We praise you because she is fearfully and wonderfully made
Your works are wonderful, I know that full well.
Her frame was not hidden from you
When she was made in the secret place,
When she was woven together in the depths of the earth.
Your eyes saw her unformed body;
All the days ordained for her were written in your book
Before one of them came to be.
How precious are your thoughts of her oh God
How vast is the sum of them
Were I to count them, they would outnumber the grains of sand’

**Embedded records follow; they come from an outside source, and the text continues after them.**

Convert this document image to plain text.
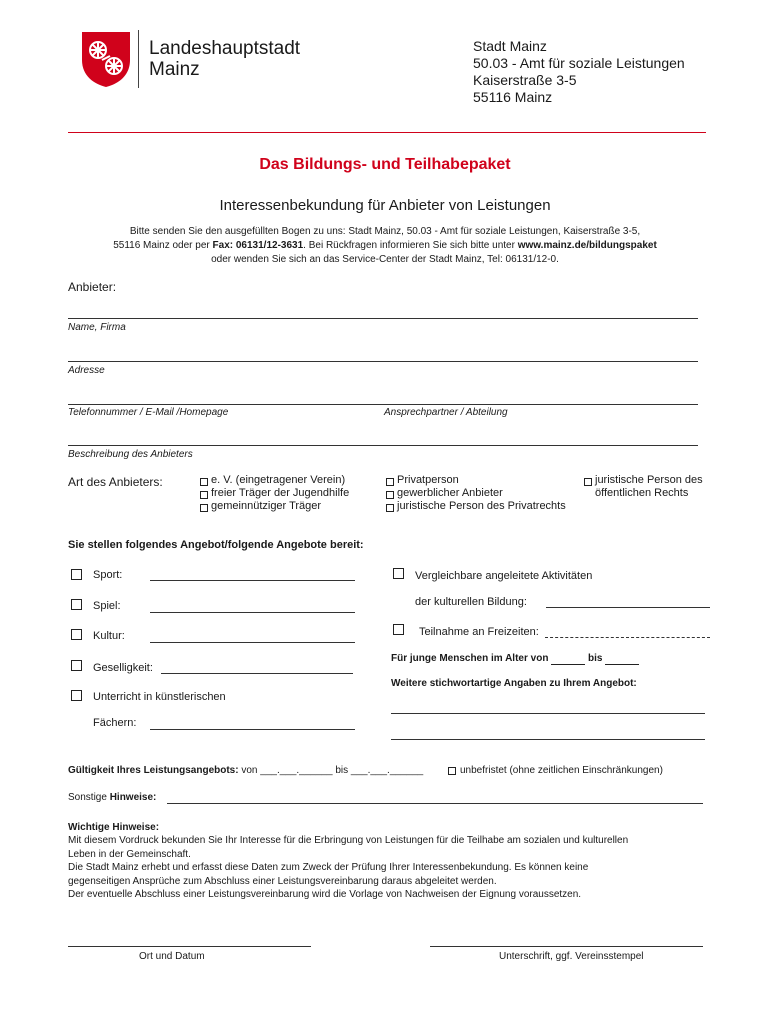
Landeshauptstadt
Mainz
Stadt Mainz
50.03 - Amt für soziale Leistungen
Kaiserstraße 3-5
55116 Mainz
Das Bildungs- und Teilhabepaket
Interessenbekundung für Anbieter von Leistungen
Bitte senden Sie den ausgefüllten Bogen zu uns: Stadt Mainz, 50.03 - Amt für soziale Leistungen, Kaiserstraße 3-5,
55116 Mainz oder per Fax: 06131/12-3631. Bei Rückfragen informieren Sie sich bitte unter www.mainz.de/bildungspaket
oder wenden Sie sich an das Service-Center der Stadt Mainz, Tel: 06131/12-0.
Anbieter:
Name, Firma
Adresse
Telefonnummer / E-Mail /Homepage	Ansprechpartner / Abteilung
Beschreibung des Anbieters
Art des Anbieters:	e. V. (eingetragener Verein)
freier Träger der Jugendhilfe
gemeinnütziger Träger
Privatperson
gewerblicher Anbieter
juristische Person des Privatrechts
juristische Person des
öffentlichen Rechts
Sie stellen folgendes Angebot/folgende Angebote bereit:
Sport:
Spiel:
Kultur:
Geselligkeit:
Unterricht in künstlerischen
Fächern:
Vergleichbare angeleitete Aktivitäten
der kulturellen Bildung:
Teilnahme an Freizeiten:
Für junge Menschen im Alter von	bis
Weitere stichwortartige Angaben zu Ihrem Angebot:
Gültigkeit Ihres Leistungsangebots: von ___.___.______ bis ___.___.______	unbefristet (ohne zeitlichen Einschränkungen)
Sonstige Hinweise:
Wichtige Hinweise:
Mit diesem Vordruck bekunden Sie Ihr Interesse für die Erbringung von Leistungen für die Teilhabe am sozialen und kulturellen
Leben in der Gemeinschaft.
Die Stadt Mainz erhebt und erfasst diese Daten zum Zweck der Prüfung Ihrer Interessenbekundung. Es können keine
gegenseitigen Ansprüche zum Abschluss einer Leistungsvereinbarung daraus abgeleitet werden.
Der eventuelle Abschluss einer Leistungsvereinbarung wird die Vorlage von Nachweisen der Eignung voraussetzen.
Ort und Datum	Unterschrift, ggf. Vereinsstempel
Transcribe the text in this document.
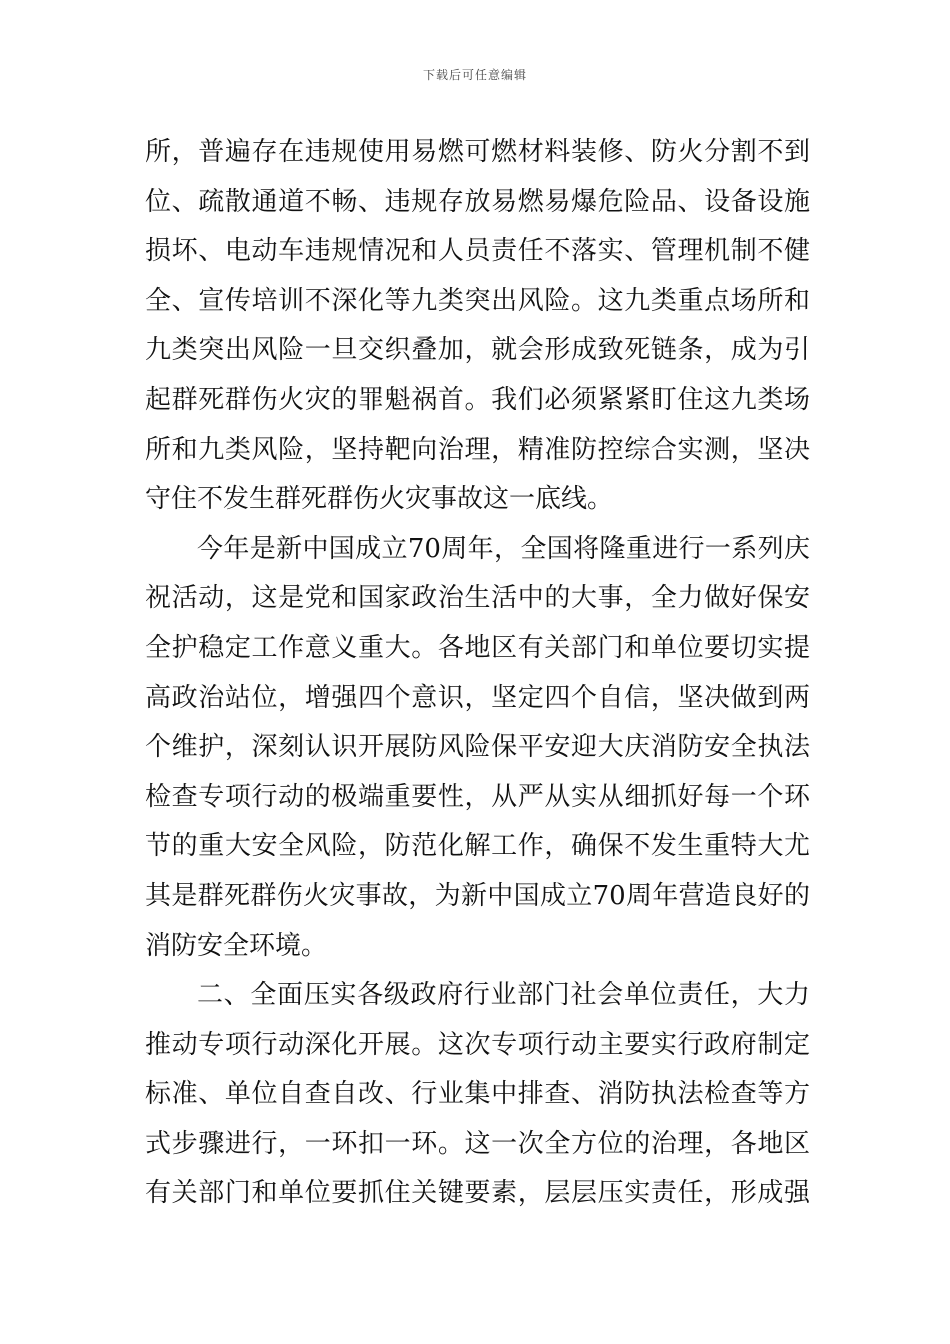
下载后可任意编辑
所，普遍存在违规使用易燃可燃材料装修、防火分割不到
位、疏散通道不畅、违规存放易燃易爆危险品、设备设施
损坏、电动车违规情况和人员责任不落实、管理机制不健
全、宣传培训不深化等九类突出风险。这九类重点场所和
九类突出风险一旦交织叠加，就会形成致死链条，成为引
起群死群伤火灾的罪魁祸首。我们必须紧紧盯住这九类场
所和九类风险，坚持靶向治理，精准防控综合实测，坚决
守住不发生群死群伤火灾事故这一底线。
今年是新中国成立70周年，全国将隆重进行一系列庆
祝活动，这是党和国家政治生活中的大事，全力做好保安
全护稳定工作意义重大。各地区有关部门和单位要切实提
高政治站位，增强四个意识，坚定四个自信，坚决做到两
个维护，深刻认识开展防风险保平安迎大庆消防安全执法
检查专项行动的极端重要性，从严从实从细抓好每一个环
节的重大安全风险，防范化解工作，确保不发生重特大尤
其是群死群伤火灾事故，为新中国成立70周年营造良好的
消防安全环境。
二、全面压实各级政府行业部门社会单位责任，大力
推动专项行动深化开展。这次专项行动主要实行政府制定
标准、单位自查自改、行业集中排查、消防执法检查等方
式步骤进行，一环扣一环。这一次全方位的治理，各地区
有关部门和单位要抓住关键要素，层层压实责任，形成强
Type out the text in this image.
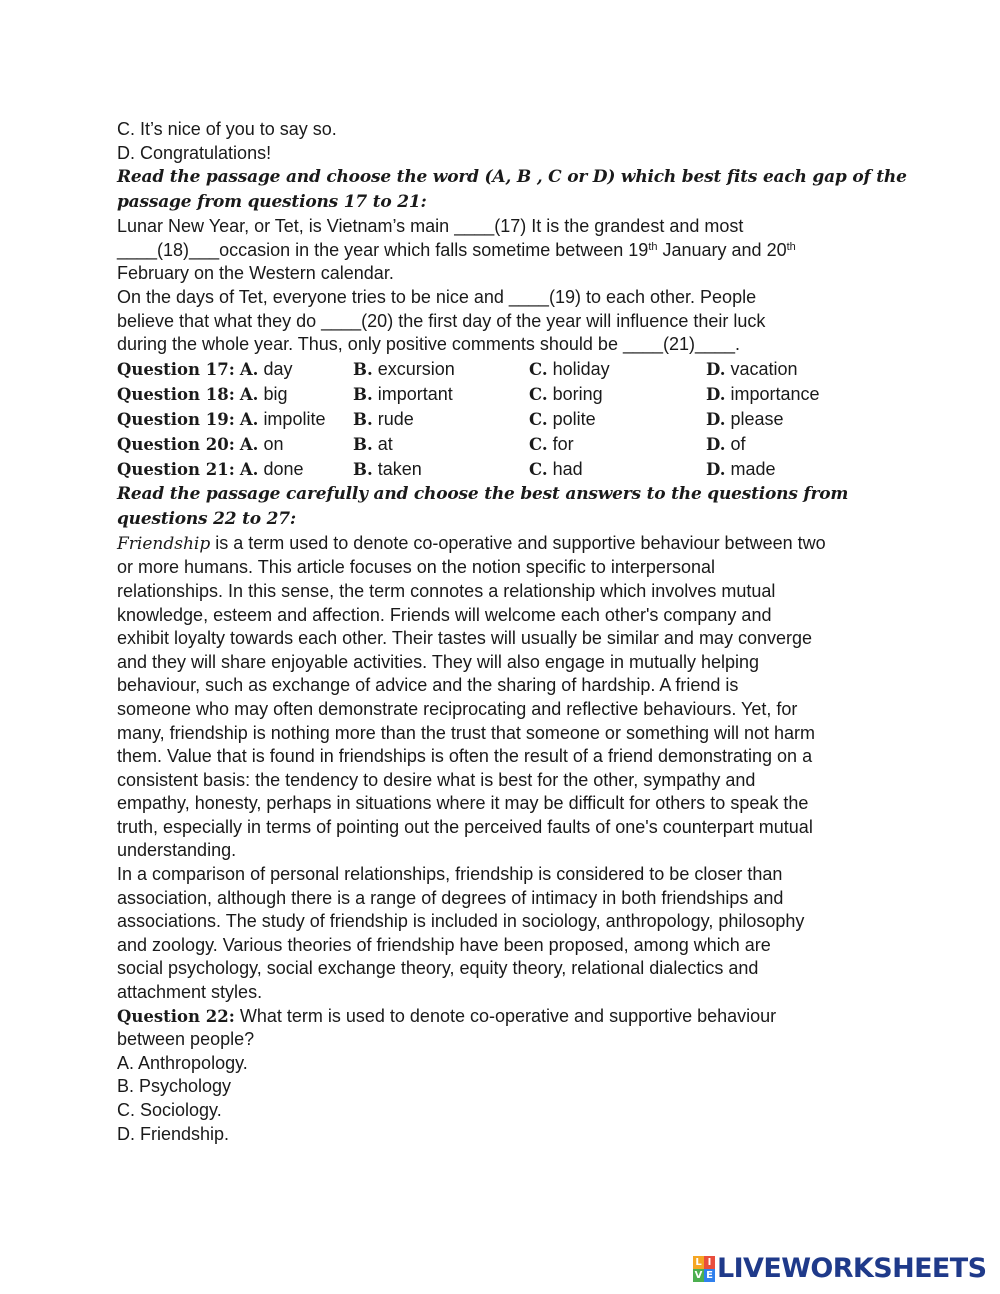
C. It’s nice of you to say so.
D. Congratulations!
Read the passage and choose the word (A, B , C or D) which best fits each gap of the
passage from questions 17 to 21:
Lunar New Year, or Tet, is Vietnam’s main ____(17) It is the grandest and most
____(18)___occasion in the year which falls sometime between 19th January and 20th
February on the Western calendar.
On the days of Tet, everyone tries to be nice and ____(19) to each other. People
believe that what they do ____(20) the first day of the year will influence their luck
during the whole year. Thus, only positive comments should be ____(21)____.
Question 17: A. day	B. excursion	C. holiday	D. vacation
Question 18: A. big	B. important	C. boring	D. importance
Question 19: A. impolite B. rude	C. polite	D. please
Question 20: A. on	B. at	C. for	D. of
Question 21: A. done	B. taken	C. had	D. made
Read the passage carefully and choose the best answers to the questions from
questions 22 to 27:
Friendship is a term used to denote co-operative and supportive behaviour between two
or more humans. This article focuses on the notion specific to interpersonal
relationships. In this sense, the term connotes a relationship which involves mutual
knowledge, esteem and affection. Friends will welcome each other's company and
exhibit loyalty towards each other. Their tastes will usually be similar and may converge
and they will share enjoyable activities. They will also engage in mutually helping
behaviour, such as exchange of advice and the sharing of hardship. A friend is
someone who may often demonstrate reciprocating and reflective behaviours. Yet, for
many, friendship is nothing more than the trust that someone or something will not harm
them. Value that is found in friendships is often the result of a friend demonstrating on a
consistent basis: the tendency to desire what is best for the other, sympathy and
empathy, honesty, perhaps in situations where it may be difficult for others to speak the
truth, especially in terms of pointing out the perceived faults of one's counterpart mutual
understanding.
In a comparison of personal relationships, friendship is considered to be closer than
association, although there is a range of degrees of intimacy in both friendships and
associations. The study of friendship is included in sociology, anthropology, philosophy
and zoology. Various theories of friendship have been proposed, among which are
social psychology, social exchange theory, equity theory, relational dialectics and
attachment styles.
Question 22: What term is used to denote co-operative and supportive behaviour
between people?
A. Anthropology.
B. Psychology
C. Sociology.
D. Friendship.
L I
V E LIVEWORKSHEETS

I began to see that this precious life that had been given to us was indeed a gift. Even though it might not have come in the expected packaging with the exact kind of bow and wrapping paper that we are accustomed to, it was no less of a gift. Life is a gift. Period.
Life is more than salary levels or grade point averages. Life is more than rankings on a chart. Life is about things like love, wonder and joy. And let me tell you, this girl is going to be loved. And while I don’t know that much about Down Syndrome (DS) yet, the people with DS that I have seen certainly seem to know how to experience some very real joy and wonder.
Life is a gift. Lucy is a gift.
We know we have a challenging road ahead of us. We have been informed, for instance, that Lucy is going to need a couple of major heart surgeries in the next six months. This is not going to be easy.
But we also believe its going to be an amazing adventure. As I watch Lisa and Amelie (our other daughter) hold and kiss this precious little girl of ours, I already am more in love with this family of mine. Together, we are going to learn and experience love and joy in new ways. We already are. We are already connected with our friends and family in a deeper way. And Lucette is gorgeous. Her name means light, and we know she is going to continue to bring so much light to a world that needs it. Welcome to the world, Lucy. We are so grateful for the gift that you are. You are and will always be loved.